Claudius can clearly be seen as the originator of corruption of all the characters. Hamlet is corrupted mainly because of the murder of his father and marriage of his mother, which was committed by Claudius. Ophelia is corrupted due to Hamlet rejecting her and killing her father. However, since Hamlet’s mind suffers the corruption of Claudius’ crimes, Claudius can be named responsible for Ophelia’s fall. The murder of King Hamlet can effectively parallel the death of the state of Denmark by Claudius. In the begging of the play, the ghost of King Hamlet describes his death to his son.Upon my secure hour thy uncle stole With juice of cursed hebona in a vial, And in the porches of my ears did pour The leperous distilment .
. . . . . doth posset And curd, like eager droppings into milk, the thin and wholesome blood. So did it mine.
And a most instant tetter barked about, Most lazar-like, with vile and loathsome crust All my smooth body (I. v. 61-73) He describes his body dying and decaying using images such as curdy milk, poison, rotting and leprosy. These images can be, in the same way used to describe the fall of Denmark.King Hamlet has fallen, and his land must fall with him. Claudius is responsible for both the murder of his brother, and the murder of Denmark. It can be clearly seen that Claudius is the originator of the corruption in Denmark.

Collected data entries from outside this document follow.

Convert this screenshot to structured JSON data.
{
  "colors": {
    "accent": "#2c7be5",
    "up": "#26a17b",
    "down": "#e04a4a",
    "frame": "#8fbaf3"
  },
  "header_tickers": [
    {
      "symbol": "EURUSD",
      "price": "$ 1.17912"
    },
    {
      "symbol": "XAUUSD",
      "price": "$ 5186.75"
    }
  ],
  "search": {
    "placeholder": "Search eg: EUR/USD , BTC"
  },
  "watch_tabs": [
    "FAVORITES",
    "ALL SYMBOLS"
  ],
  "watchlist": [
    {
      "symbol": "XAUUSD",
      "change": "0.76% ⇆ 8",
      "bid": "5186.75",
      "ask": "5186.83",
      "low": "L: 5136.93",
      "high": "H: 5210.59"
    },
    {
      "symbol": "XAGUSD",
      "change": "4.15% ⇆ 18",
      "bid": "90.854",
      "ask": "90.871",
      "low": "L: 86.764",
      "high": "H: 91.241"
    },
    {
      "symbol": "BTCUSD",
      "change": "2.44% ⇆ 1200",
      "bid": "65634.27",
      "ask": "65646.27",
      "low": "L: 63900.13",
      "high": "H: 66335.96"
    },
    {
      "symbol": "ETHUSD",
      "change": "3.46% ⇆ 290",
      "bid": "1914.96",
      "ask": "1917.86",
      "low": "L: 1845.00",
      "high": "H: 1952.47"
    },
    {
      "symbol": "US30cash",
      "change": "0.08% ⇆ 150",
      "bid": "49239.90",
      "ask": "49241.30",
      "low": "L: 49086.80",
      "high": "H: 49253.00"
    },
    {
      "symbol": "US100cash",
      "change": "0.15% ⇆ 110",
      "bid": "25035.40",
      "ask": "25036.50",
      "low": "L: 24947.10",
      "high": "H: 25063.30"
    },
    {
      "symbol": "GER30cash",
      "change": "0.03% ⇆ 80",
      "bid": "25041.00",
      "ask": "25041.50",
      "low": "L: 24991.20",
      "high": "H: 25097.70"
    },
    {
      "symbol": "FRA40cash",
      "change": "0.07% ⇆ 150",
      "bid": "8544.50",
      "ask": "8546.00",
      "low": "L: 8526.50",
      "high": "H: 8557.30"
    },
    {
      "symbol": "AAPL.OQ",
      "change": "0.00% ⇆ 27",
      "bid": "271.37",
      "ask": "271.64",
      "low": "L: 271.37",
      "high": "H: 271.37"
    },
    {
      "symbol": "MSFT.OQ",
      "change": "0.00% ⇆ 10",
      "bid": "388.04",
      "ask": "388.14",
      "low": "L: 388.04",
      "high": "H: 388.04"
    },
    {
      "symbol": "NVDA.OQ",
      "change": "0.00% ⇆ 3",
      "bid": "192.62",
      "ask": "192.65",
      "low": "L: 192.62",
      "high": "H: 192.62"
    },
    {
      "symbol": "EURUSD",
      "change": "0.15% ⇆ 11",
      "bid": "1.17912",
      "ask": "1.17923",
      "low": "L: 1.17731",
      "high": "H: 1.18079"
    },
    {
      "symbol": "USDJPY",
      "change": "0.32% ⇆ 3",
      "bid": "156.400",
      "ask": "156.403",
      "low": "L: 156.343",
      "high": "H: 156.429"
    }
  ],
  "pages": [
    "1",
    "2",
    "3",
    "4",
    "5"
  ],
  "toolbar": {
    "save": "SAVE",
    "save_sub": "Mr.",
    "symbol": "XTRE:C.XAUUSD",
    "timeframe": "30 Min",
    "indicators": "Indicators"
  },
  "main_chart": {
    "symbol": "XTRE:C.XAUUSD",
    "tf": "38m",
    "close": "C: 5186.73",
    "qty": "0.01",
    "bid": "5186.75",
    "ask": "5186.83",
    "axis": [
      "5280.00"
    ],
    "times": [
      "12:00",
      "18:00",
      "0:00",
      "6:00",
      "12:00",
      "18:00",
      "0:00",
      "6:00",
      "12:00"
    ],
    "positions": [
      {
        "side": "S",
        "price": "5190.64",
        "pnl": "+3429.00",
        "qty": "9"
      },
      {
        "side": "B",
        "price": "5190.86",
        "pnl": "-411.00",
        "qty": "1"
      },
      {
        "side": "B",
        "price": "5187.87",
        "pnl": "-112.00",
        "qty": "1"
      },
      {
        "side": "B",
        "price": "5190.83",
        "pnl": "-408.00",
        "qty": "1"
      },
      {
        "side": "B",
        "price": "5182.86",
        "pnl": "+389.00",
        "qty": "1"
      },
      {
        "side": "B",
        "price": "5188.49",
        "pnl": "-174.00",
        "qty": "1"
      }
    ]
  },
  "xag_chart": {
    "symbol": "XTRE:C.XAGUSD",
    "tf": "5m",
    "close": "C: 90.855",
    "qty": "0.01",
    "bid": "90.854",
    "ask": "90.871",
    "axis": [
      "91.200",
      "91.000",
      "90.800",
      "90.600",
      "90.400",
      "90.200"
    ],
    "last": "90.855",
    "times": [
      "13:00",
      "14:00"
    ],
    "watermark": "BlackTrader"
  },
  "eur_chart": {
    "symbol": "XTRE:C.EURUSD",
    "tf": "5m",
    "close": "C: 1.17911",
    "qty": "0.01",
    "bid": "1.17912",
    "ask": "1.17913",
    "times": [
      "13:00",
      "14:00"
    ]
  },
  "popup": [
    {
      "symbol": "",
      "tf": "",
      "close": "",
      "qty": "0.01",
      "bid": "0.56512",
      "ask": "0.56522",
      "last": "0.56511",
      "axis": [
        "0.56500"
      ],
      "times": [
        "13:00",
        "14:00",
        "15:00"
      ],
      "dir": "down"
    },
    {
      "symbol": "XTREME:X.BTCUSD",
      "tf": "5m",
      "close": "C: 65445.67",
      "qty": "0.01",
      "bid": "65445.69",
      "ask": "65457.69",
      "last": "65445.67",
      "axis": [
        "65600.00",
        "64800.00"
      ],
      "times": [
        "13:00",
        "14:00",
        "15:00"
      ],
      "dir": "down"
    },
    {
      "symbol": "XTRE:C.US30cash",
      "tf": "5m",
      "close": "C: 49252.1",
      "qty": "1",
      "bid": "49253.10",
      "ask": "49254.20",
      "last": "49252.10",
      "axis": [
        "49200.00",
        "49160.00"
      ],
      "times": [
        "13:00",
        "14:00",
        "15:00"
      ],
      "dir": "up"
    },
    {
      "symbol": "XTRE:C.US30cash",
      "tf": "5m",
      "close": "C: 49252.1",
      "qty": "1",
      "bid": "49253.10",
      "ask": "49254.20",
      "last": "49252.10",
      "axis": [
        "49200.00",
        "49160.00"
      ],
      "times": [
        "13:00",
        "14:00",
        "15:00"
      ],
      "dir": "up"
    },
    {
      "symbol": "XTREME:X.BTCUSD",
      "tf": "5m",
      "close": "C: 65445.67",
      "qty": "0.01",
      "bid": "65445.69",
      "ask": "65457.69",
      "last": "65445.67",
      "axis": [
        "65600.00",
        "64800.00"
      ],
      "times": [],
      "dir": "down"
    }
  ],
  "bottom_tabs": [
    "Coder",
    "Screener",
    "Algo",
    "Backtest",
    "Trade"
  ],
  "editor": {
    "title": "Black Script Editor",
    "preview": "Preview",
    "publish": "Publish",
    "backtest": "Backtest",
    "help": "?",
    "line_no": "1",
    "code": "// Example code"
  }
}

His sinful deeds cause catastrophes in the Kronborg Castle, which result in the fall of every character and Denmark. His evil affects even the purest and noblest of characters such as Ophelia and Hamlet. Today’s society can learn a lot from Hamlet. Corruption has gone global; Scores of civilizations have perished due to greed and corruption.It seems it is ingrain in human nature to fall for the traps and deceit as depicted in Hamlet. There seems to be no remedy for corruption. In today’s global economy everyone wants to go ahead at the cost of someone else’ perish and would not stop at anything to achieve their goals.
As seen by Horatio, education and reason is the only remedy by which one can be made to understand the consequences of suffering of society due to corruption and malice.
- Shakespeare, William. Hamlet. Cambridge: Cambridge School Shakespeare, 2007.